As an ophthalmologist, I treat so many patients who have gone blind from watching internet pornography. My wife is a cosmetician and she has a steady business removing all the hair from people’s hands. When is this carcinogenic porn menace going to finally be stopped?

There is a profound difference both morally and practically between the yearly carnage of more than 300,000 deaths inflicted by the addictive drug tobacco and the distaste prudish folks may feel for what consenting adults choose to do. And in our current economic situation, I find it highly amusing that the Hoover Institute’s propaganda is taken seriously despite its being named for the fellow who presided over the onset of the Great Depression.

The article is interesting, but it’s predictions are completely off. The similarities posited by the author could probably apply to anything that is consumed and is slightly controversial – video games, violent movies, heck, Jazz music in its time. It might be true that tobacco and porn are defended in some similar ways, but that is probably more indicative of the type of attack they were under than any similarity as products.
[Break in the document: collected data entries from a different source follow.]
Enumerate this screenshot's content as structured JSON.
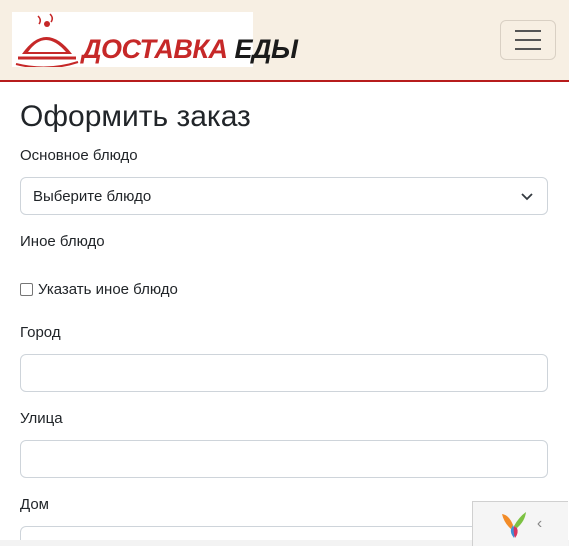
{
  "header": {
    "logo_text_red": "ДОСТАВКА ",
    "logo_text_dark": "ЕДЫ",
    "menu_icon": "hamburger-icon",
    "accent_color": "#c62828"
  },
  "form": {
    "title": "Оформить заказ",
    "main_dish_label": "Основное блюдо",
    "main_dish_select_value": "Выберите блюдо",
    "other_dish_label": "Иное блюдо",
    "other_dish_checkbox_label": "Указать иное блюдо",
    "city_label": "Город",
    "city_value": "",
    "street_label": "Улица",
    "street_value": "",
    "house_label": "Дом",
    "house_value": ""
  },
  "debug_toolbar": {
    "logo_icon": "yii-logo-icon",
    "toggle_icon": "chevron-left-icon",
    "toggle_glyph": "‹"
  }
}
A ‘revival of social stigma’ will not happen anytime soon, the current course is for increasing liberalisation in media. Even if it did, a ‘public health campaign’ on pornography would go nowhere. The reasons are even included in the article! Firstly, porn is consumed privately; stigma is irrelevant if noone knows about it. Secondly, virtually all the harm tentatively attributed to pornography affects other people and not the user, and is of the type that cannot be ‘proven’ in the way that the harm tobacco causes can.

Does anyone really think that someone watching porn will stop because people who will never find out might disapprove? Or because some studies have potentially linked it to marital breakdown/sexual violence etc? The latter in particular poses a challenge to the users autonomy – even if it is true, how many people would want to admit to themselves that watching porn could turn them into a rapist? They would all say “well, I’LL never do that, so it’s fine!”.

Equally, I have to say that the fact that porn and tobacco share some similarities does not necessitate the fact that they will both ultimately be found to be harmful, something which seems to be assumed without reason in the article above.